Follow the prompts to:

  • Select a payment method
  • Specify resource requirements
  • Choose your encrypted disk image
  • Enter your disk encryption password
  • Select a deployment node

Method 2: Manual Instance Creation

For more control over the deployment process, follow these steps:

Step 1: Create the Instance

Launch the instance configuration process:

bash
aleph instance create --confidential

During this process, you'll need to specify:

  • Payment: Select a payment chain (Ethereum, Avalanche, etc.) and payment method (hold, superfluid, nft)
  • Resources: Specify CPU cores, RAM amount, disk size, and rootfs (your VM image hash)
  • Deployment: Choose a Compute Resource Node (CRN) for deployment

Important

Record the CRN URL and VM hash displayed after creation. You'll need these for subsequent steps.

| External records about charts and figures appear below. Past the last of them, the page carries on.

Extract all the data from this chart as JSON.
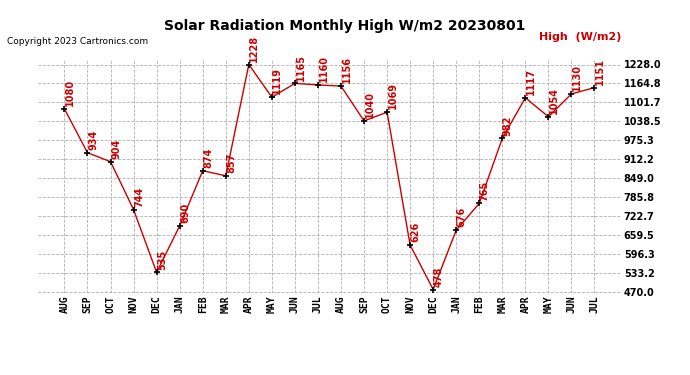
{
  "title": "Solar Radiation Monthly High W/m2 20230801",
  "copyright": "Copyright 2023 Cartronics.com",
  "legend_label": "High  (W/m2)",
  "months": [
    "AUG",
    "SEP",
    "OCT",
    "NOV",
    "DEC",
    "JAN",
    "FEB",
    "MAR",
    "APR",
    "MAY",
    "JUN",
    "JUL",
    "AUG",
    "SEP",
    "OCT",
    "NOV",
    "DEC",
    "JAN",
    "FEB",
    "MAR",
    "APR",
    "MAY",
    "JUN",
    "JUL"
  ],
  "values": [
    1080,
    934,
    904,
    744,
    535,
    690,
    874,
    857,
    1228,
    1119,
    1165,
    1160,
    1156,
    1040,
    1069,
    626,
    478,
    676,
    765,
    982,
    1117,
    1054,
    1130,
    1151
  ],
  "line_color": "#cc0000",
  "marker_color": "#000000",
  "bg_color": "#ffffff",
  "grid_color": "#b0b0b0",
  "ymin": 470.0,
  "ymax": 1228.0,
  "yticks": [
    470.0,
    533.2,
    596.3,
    659.5,
    722.7,
    785.8,
    849.0,
    912.2,
    975.3,
    1038.5,
    1101.7,
    1164.8,
    1228.0
  ],
  "title_fontsize": 10,
  "label_fontsize": 7,
  "annot_fontsize": 7,
  "copyright_fontsize": 6.5
}
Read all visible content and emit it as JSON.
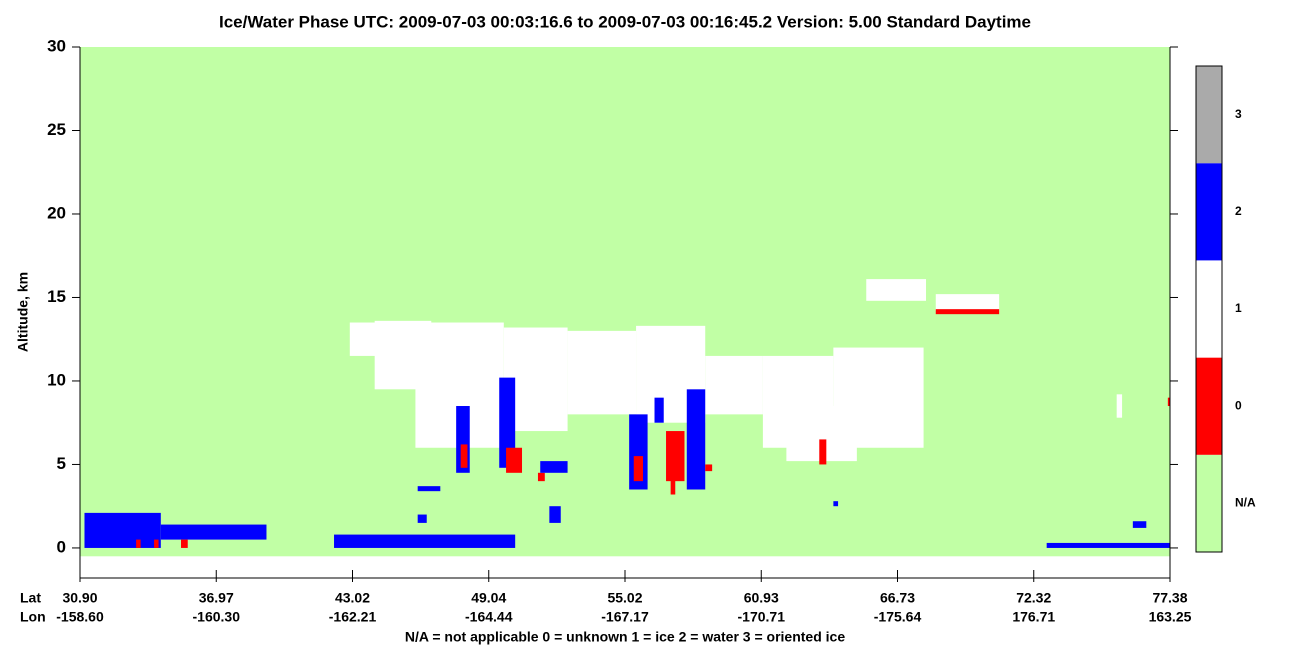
{
  "chart_data": {
    "type": "curtain",
    "title": "Ice/Water Phase    UTC:  2009-07-03   00:03:16.6  to  2009-07-03   00:16:45.2    Version: 5.00  Standard Daytime",
    "y_label": "Altitude, km",
    "x_row_labels": [
      "Lat",
      "Lon"
    ],
    "footnote": "N/A = not applicable     0 = unknown     1 = ice     2 = water     3 = oriented ice",
    "ylim": [
      -1.8,
      30
    ],
    "yticks": [
      0,
      5,
      10,
      15,
      20,
      25,
      30
    ],
    "surface_alt": -0.5,
    "xticks": [
      {
        "value": 30.9,
        "label": "30.90",
        "lon": {
          "value": -158.6,
          "label": "-158.60"
        }
      },
      {
        "value": 36.97,
        "label": "36.97",
        "lon": {
          "value": -160.3,
          "label": "-160.30"
        }
      },
      {
        "value": 43.02,
        "label": "43.02",
        "lon": {
          "value": -162.21,
          "label": "-162.21"
        }
      },
      {
        "value": 49.04,
        "label": "49.04",
        "lon": {
          "value": -164.44,
          "label": "-164.44"
        }
      },
      {
        "value": 55.02,
        "label": "55.02",
        "lon": {
          "value": -167.17,
          "label": "-167.17"
        }
      },
      {
        "value": 60.93,
        "label": "60.93",
        "lon": {
          "value": -170.71,
          "label": "-170.71"
        }
      },
      {
        "value": 66.73,
        "label": "66.73",
        "lon": {
          "value": -175.64,
          "label": "-175.64"
        }
      },
      {
        "value": 72.32,
        "label": "72.32",
        "lon": {
          "value": 176.71,
          "label": "176.71"
        }
      },
      {
        "value": 77.38,
        "label": "77.38",
        "lon": {
          "value": 163.25,
          "label": "163.25"
        }
      }
    ],
    "classes": [
      {
        "label": "N/A",
        "color": "#c1ffa5"
      },
      {
        "value": 0,
        "label": "0",
        "color": "#ff0000"
      },
      {
        "value": 1,
        "label": "1",
        "color": "#ffffff"
      },
      {
        "value": 2,
        "label": "2",
        "color": "#0000ff"
      },
      {
        "value": 3,
        "label": "3",
        "color": "#aaaaaa"
      }
    ],
    "cells": [
      {
        "lat": [
          31.1,
          34.5
        ],
        "alt": [
          0,
          2.1
        ],
        "class": 2
      },
      {
        "lat": [
          34.5,
          39.2
        ],
        "alt": [
          0.5,
          1.4
        ],
        "class": 2
      },
      {
        "lat": [
          33.4,
          33.6
        ],
        "alt": [
          0,
          0.5
        ],
        "class": 0
      },
      {
        "lat": [
          34.2,
          34.4
        ],
        "alt": [
          0,
          0.5
        ],
        "class": 0
      },
      {
        "lat": [
          35.4,
          35.7
        ],
        "alt": [
          0,
          0.5
        ],
        "class": 0
      },
      {
        "lat": [
          42.2,
          50.2
        ],
        "alt": [
          0,
          0.8
        ],
        "class": 2
      },
      {
        "lat": [
          45.9,
          46.9
        ],
        "alt": [
          3.4,
          3.7
        ],
        "class": 2
      },
      {
        "lat": [
          45.9,
          46.3
        ],
        "alt": [
          1.5,
          2
        ],
        "class": 2
      },
      {
        "lat": [
          42.9,
          45.0
        ],
        "alt": [
          11.5,
          13.5
        ],
        "class": 1
      },
      {
        "lat": [
          44.0,
          46.5
        ],
        "alt": [
          9.5,
          13.6
        ],
        "class": 1
      },
      {
        "lat": [
          45.8,
          49.7
        ],
        "alt": [
          6.0,
          13.5
        ],
        "class": 1
      },
      {
        "lat": [
          49.7,
          52.5
        ],
        "alt": [
          7.0,
          13.2
        ],
        "class": 1
      },
      {
        "lat": [
          52.5,
          55.5
        ],
        "alt": [
          8.0,
          13.0
        ],
        "class": 1
      },
      {
        "lat": [
          55.5,
          58.5
        ],
        "alt": [
          7.5,
          13.3
        ],
        "class": 1
      },
      {
        "lat": [
          58.5,
          61.0
        ],
        "alt": [
          8.0,
          11.5
        ],
        "class": 1
      },
      {
        "lat": [
          61.0,
          64.0
        ],
        "alt": [
          6.0,
          11.5
        ],
        "class": 1
      },
      {
        "lat": [
          64.0,
          67.8
        ],
        "alt": [
          6.0,
          12.0
        ],
        "class": 1
      },
      {
        "lat": [
          62.0,
          65.0
        ],
        "alt": [
          5.2,
          8.5
        ],
        "class": 1
      },
      {
        "lat": [
          47.6,
          48.2
        ],
        "alt": [
          4.5,
          8.5
        ],
        "class": 2
      },
      {
        "lat": [
          49.5,
          50.2
        ],
        "alt": [
          4.8,
          10.2
        ],
        "class": 2
      },
      {
        "lat": [
          55.2,
          56.0
        ],
        "alt": [
          3.5,
          8.0
        ],
        "class": 2
      },
      {
        "lat": [
          57.7,
          58.5
        ],
        "alt": [
          3.5,
          9.5
        ],
        "class": 2
      },
      {
        "lat": [
          56.3,
          56.7
        ],
        "alt": [
          7.5,
          9.0
        ],
        "class": 2
      },
      {
        "lat": [
          47.8,
          48.1
        ],
        "alt": [
          4.8,
          6.2
        ],
        "class": 0
      },
      {
        "lat": [
          49.8,
          50.5
        ],
        "alt": [
          4.5,
          6
        ],
        "class": 0
      },
      {
        "lat": [
          55.4,
          55.8
        ],
        "alt": [
          4,
          5.5
        ],
        "class": 0
      },
      {
        "lat": [
          56.8,
          57.6
        ],
        "alt": [
          4,
          7
        ],
        "class": 0
      },
      {
        "lat": [
          57.0,
          57.2
        ],
        "alt": [
          3.2,
          4.5
        ],
        "class": 0
      },
      {
        "lat": [
          51.2,
          51.5
        ],
        "alt": [
          4,
          4.5
        ],
        "class": 0
      },
      {
        "lat": [
          58.5,
          58.8
        ],
        "alt": [
          4.6,
          5
        ],
        "class": 0
      },
      {
        "lat": [
          63.4,
          63.7
        ],
        "alt": [
          5,
          6.5
        ],
        "class": 0
      },
      {
        "lat": [
          51.7,
          52.2
        ],
        "alt": [
          1.5,
          2.5
        ],
        "class": 2
      },
      {
        "lat": [
          51.3,
          52.5
        ],
        "alt": [
          4.5,
          5.2
        ],
        "class": 2
      },
      {
        "lat": [
          65.4,
          67.9
        ],
        "alt": [
          14.8,
          16.1
        ],
        "class": 1
      },
      {
        "lat": [
          68.3,
          70.9
        ],
        "alt": [
          14.2,
          15.2
        ],
        "class": 1
      },
      {
        "lat": [
          68.3,
          70.9
        ],
        "alt": [
          14,
          14.3
        ],
        "class": 0
      },
      {
        "lat": [
          72.8,
          77.38
        ],
        "alt": [
          0,
          0.3
        ],
        "class": 2
      },
      {
        "lat": [
          76.0,
          76.5
        ],
        "alt": [
          1.2,
          1.6
        ],
        "class": 2
      },
      {
        "lat": [
          75.4,
          75.6
        ],
        "alt": [
          7.8,
          9.2
        ],
        "class": 1
      },
      {
        "lat": [
          77.3,
          77.38
        ],
        "alt": [
          8.5,
          9.0
        ],
        "class": 0
      },
      {
        "lat": [
          64.0,
          64.2
        ],
        "alt": [
          2.5,
          2.8
        ],
        "class": 2
      }
    ]
  }
}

If you forget these details, you can retrieve them using:

bash
aleph instance list

Step 2: Establish a Secure Communication Channel

Initialize a secure session with your VM:

bash
aleph instance confidential-init-session <vm-hash>

Replace <vm-hash> with the hash of your VM instance.

Troubleshooting

If this step fails, try rebooting the instance:

bash
aleph instance reboot <vm-hash> <node-url>

Then retry establishing the session.

Step 3: Validate and Start the VM

Verify the VM's integrity and start it with your encryption password:

bash
aleph instance confidential-start <vm-hash>

You'll be prompted to enter the encryption password you used when creating the disk image.

Troubleshooting

If this step fails, try rebooting the instance again and retry.

Managing Your Confidential Instance

Once your confidential instance is running, you can manage it using the following commands:

Retrieve VM Logs

Monitor your VM's activity:

bash
aleph instance logs <vm-hash>

Access Your VM via SSH

1. Find the Instance Details

Via CLI:

bash
aleph instance list

Or via API: Access the compute node's API at https://<node-url>/about/executions/list

2. Connect via SSH

Use the retrieved IP address to SSH into your VM:

bash
ssh <user>@<ip> [-i <path-to-ssh-key>]

Default users depend on the base image you used:

  • Debian: root
  • Ubuntu: ubuntu

Stopping or Rebooting Your Instance

To stop your instance:

bash
aleph instance stop <vm-hash> <node-url>

To reboot your instance:

bash
aleph instance reboot <vm-hash> <node-url>

Verifying Confidentiality

To verify that your instance is running in confidential mode:

  1. SSH into your instance
  2. Run the following command:
    bash
    dmesg | grep -i sev
  3. You should see output indicating that AMD SEV is active

Next Steps

Security Reminder

Remember that the security of your confidential instance depends on keeping your encryption password secure. Do not share it with anyone, and do not store it in plaintext on any device.